И вот впервые, когда ей надо было заплатить за это приключение настоящей ценой — опасностью, она принялась мелочно вычислять его истинную стоимость. Она была так избалована судьбой и заласкана близкими, так привыкла благодаря богатству почти не иметь желаний, что первое же затруднение оказалось ей не под силу. Она не пожелала поступиться хотя бы в малейшей степени своей душевной безмятежностью и, почти не задумываясь, сразу же решила пожертвовать возлюбленным ради своего покоя.
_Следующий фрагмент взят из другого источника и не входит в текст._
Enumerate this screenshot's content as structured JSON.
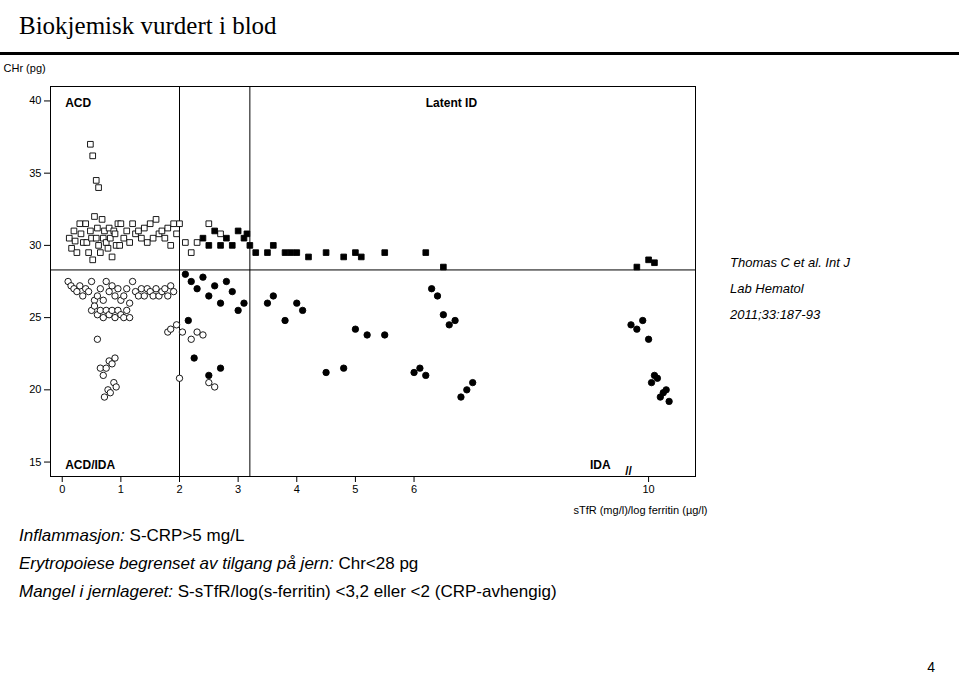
{
  "chart_data": {
    "type": "scatter",
    "title": "Biokjemisk vurdert i blod",
    "xlabel": "sTfR (mg/l)/log ferritin (µg/l)",
    "ylabel": "CHr (pg)",
    "xlim": [
      -0.2,
      10.8
    ],
    "ylim": [
      14.0,
      41.0
    ],
    "xticks": [
      0,
      1,
      2,
      3,
      4,
      5,
      6,
      10
    ],
    "yticks": [
      15,
      20,
      25,
      30,
      35,
      40
    ],
    "grid": false,
    "reference_lines": {
      "y": [
        28.3
      ],
      "x": [
        2.0,
        3.2
      ]
    },
    "series": [
      {
        "marker": "square",
        "color": "#ffffff",
        "x": [
          0.12,
          0.16,
          0.2,
          0.22,
          0.25,
          0.3,
          0.32,
          0.36,
          0.4,
          0.42,
          0.45,
          0.48,
          0.5,
          0.52,
          0.55,
          0.58,
          0.6,
          0.62,
          0.65,
          0.68,
          0.7,
          0.72,
          0.75,
          0.78,
          0.8,
          0.82,
          0.85,
          0.88,
          0.9,
          0.92,
          0.95,
          0.98,
          1.0,
          1.05,
          1.1,
          1.15,
          1.2,
          1.25,
          1.3,
          1.35,
          1.4,
          1.45,
          1.5,
          1.55,
          1.6,
          1.65,
          1.7,
          1.75,
          1.8,
          1.85,
          1.9,
          1.95,
          0.48,
          0.52,
          0.58,
          0.62,
          2.0,
          2.1,
          2.2,
          2.3,
          2.5,
          2.7
        ],
        "values": [
          30.5,
          29.8,
          31.0,
          30.3,
          29.5,
          31.5,
          30.8,
          30.2,
          31.5,
          30.2,
          29.5,
          31.0,
          30.5,
          29.0,
          32.0,
          30.5,
          31.2,
          30.0,
          29.5,
          31.8,
          30.5,
          31.0,
          30.2,
          29.8,
          31.2,
          30.5,
          29.2,
          31.0,
          30.8,
          30.0,
          31.5,
          30.0,
          31.5,
          30.5,
          31.0,
          30.2,
          31.5,
          30.8,
          31.0,
          30.5,
          31.2,
          30.2,
          31.5,
          30.5,
          31.8,
          30.8,
          31.0,
          30.5,
          31.2,
          30.0,
          31.5,
          30.8,
          37.0,
          36.2,
          34.5,
          34.0,
          31.5,
          30.2,
          29.5,
          30.2,
          31.5,
          30.8
        ]
      },
      {
        "marker": "square",
        "color": "#000000",
        "x": [
          2.4,
          2.5,
          2.6,
          2.7,
          2.8,
          2.9,
          3.0,
          3.1,
          3.15,
          3.2,
          3.3,
          3.5,
          3.6,
          3.8,
          3.9,
          4.0,
          4.2,
          4.5,
          4.8,
          5.0,
          5.1,
          5.5,
          6.2,
          6.5,
          9.8,
          10.0,
          10.1
        ],
        "values": [
          30.5,
          30.0,
          31.0,
          30.0,
          30.5,
          30.0,
          31.0,
          30.5,
          30.8,
          30.0,
          29.5,
          29.5,
          30.0,
          29.5,
          29.5,
          29.5,
          29.2,
          29.5,
          29.2,
          29.5,
          29.2,
          29.5,
          29.5,
          28.5,
          28.5,
          29.0,
          28.8
        ]
      },
      {
        "marker": "circle",
        "color": "#ffffff",
        "x": [
          0.1,
          0.15,
          0.2,
          0.25,
          0.3,
          0.35,
          0.4,
          0.45,
          0.5,
          0.55,
          0.6,
          0.65,
          0.7,
          0.75,
          0.8,
          0.85,
          0.9,
          0.95,
          1.0,
          1.05,
          1.1,
          1.15,
          1.2,
          1.25,
          1.3,
          1.35,
          1.4,
          1.45,
          1.5,
          1.55,
          1.6,
          1.65,
          1.7,
          1.75,
          1.8,
          1.85,
          1.9,
          0.5,
          0.55,
          0.6,
          0.65,
          0.7,
          0.75,
          0.8,
          0.85,
          0.9,
          0.95,
          1.0,
          1.05,
          1.1,
          1.15,
          0.6,
          0.65,
          0.7,
          0.75,
          0.8,
          0.85,
          0.9,
          0.72,
          0.78,
          0.82,
          0.88,
          0.92,
          1.8,
          1.85,
          1.95,
          2.05,
          2.2,
          2.3,
          2.4,
          2.5,
          2.6,
          2.0
        ],
        "values": [
          27.5,
          27.2,
          27.0,
          26.8,
          27.2,
          26.5,
          27.0,
          26.8,
          27.5,
          26.2,
          26.5,
          27.0,
          26.2,
          27.5,
          26.8,
          27.2,
          26.5,
          27.0,
          26.2,
          26.5,
          27.0,
          26.0,
          27.5,
          26.8,
          26.5,
          27.0,
          26.5,
          27.0,
          26.8,
          26.5,
          27.0,
          26.5,
          26.8,
          27.0,
          26.5,
          27.2,
          26.8,
          25.5,
          25.8,
          25.2,
          25.5,
          25.0,
          25.5,
          25.2,
          25.5,
          25.0,
          25.5,
          25.2,
          25.0,
          25.5,
          25.0,
          23.5,
          21.5,
          21.0,
          21.5,
          22.0,
          21.8,
          22.2,
          19.5,
          20.0,
          19.8,
          20.5,
          20.2,
          24.0,
          24.2,
          24.5,
          24.0,
          23.5,
          24.0,
          23.8,
          20.5,
          20.2,
          20.8
        ]
      },
      {
        "marker": "circle",
        "color": "#000000",
        "x": [
          2.1,
          2.2,
          2.3,
          2.4,
          2.5,
          2.6,
          2.7,
          2.8,
          2.9,
          3.0,
          3.1,
          2.15,
          2.25,
          2.5,
          2.7,
          3.5,
          3.6,
          3.8,
          4.0,
          4.1,
          4.5,
          4.8,
          5.0,
          5.2,
          5.5,
          6.0,
          6.1,
          6.2,
          6.3,
          6.4,
          6.5,
          6.6,
          6.7,
          6.8,
          6.9,
          7.0,
          9.7,
          9.8,
          9.9,
          10.0,
          10.05,
          10.1,
          10.15,
          10.2,
          10.25,
          10.3,
          10.35
        ],
        "values": [
          28.0,
          27.5,
          27.0,
          27.8,
          26.5,
          27.2,
          26.0,
          27.5,
          26.8,
          25.5,
          26.0,
          24.8,
          22.2,
          21.0,
          21.5,
          26.0,
          26.5,
          24.8,
          26.0,
          25.5,
          21.2,
          21.5,
          24.2,
          23.8,
          23.8,
          21.2,
          21.5,
          21.0,
          27.0,
          26.5,
          25.2,
          24.5,
          24.8,
          19.5,
          20.0,
          20.5,
          24.5,
          24.2,
          24.8,
          23.5,
          20.5,
          21.0,
          20.8,
          19.5,
          19.8,
          20.0,
          19.2
        ]
      }
    ],
    "annotations": [
      {
        "text": "ACD",
        "x": 0.05,
        "y": 40.2
      },
      {
        "text": "Latent ID",
        "x": 6.2,
        "y": 40.2
      },
      {
        "text": "ACD/IDA",
        "x": 0.05,
        "y": 14.5
      },
      {
        "text": "IDA",
        "x": 9.0,
        "y": 14.5
      },
      {
        "text": "//",
        "x": 9.6,
        "y": 14.1
      }
    ],
    "citation": [
      "Thomas C et al. Int J",
      "Lab Hematol",
      "2011;33:187-93"
    ],
    "bottom_text": [
      {
        "italic": "Inflammasjon:",
        "normal": " S-CRP>5 mg/L"
      },
      {
        "italic": "Erytropoiese begrenset av tilgang på jern:",
        "normal": " Chr<28 pg"
      },
      {
        "italic": "Mangel i jernlageret:",
        "normal": " S-sTfR/log(s-ferritin) <3,2 eller <2 (CRP-avhengig)"
      }
    ],
    "page_number": "4"
  }
}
В тот же день к вечеру посыльный принес в ответ от возлюбленного испуганное, бессвязное письмо. Это письмо, наполненное растерянными мольбами, жалобами и упреками, слегка поколебало ее решимость покончить с приключением — очень уж льстила ее тщеславию пылкость любовника и его страстное отчаяние. Он настойчиво просил ее хоть о мимолетной встрече, чтобы оправдаться, если он чем-нибудь невольно обидел ее, и теперь ее уже манила новая игра — подольше сердиться на него, чтобы стать ему еще желаннее. Поэтому она велела ему прийти в ту кондитерскую, где, как ей вдруг вспомнилось, у нее в девические годы было свидание с одним актером, свидание настолько почтительное и невинное, что теперь оно казалось ей ребячеством. Забавно, с улыбкой подумала она, что романтика, совсем заглохшая за время супружеской жизни, вновь распускается пышным цветом. И она уже готова была радоваться вчерашнему столкновению, оказавшему на нее такое сильное, живительное действие, что нервы ее, обычно легко приходившие в равновесие, тут все еще продолжали вибрировать.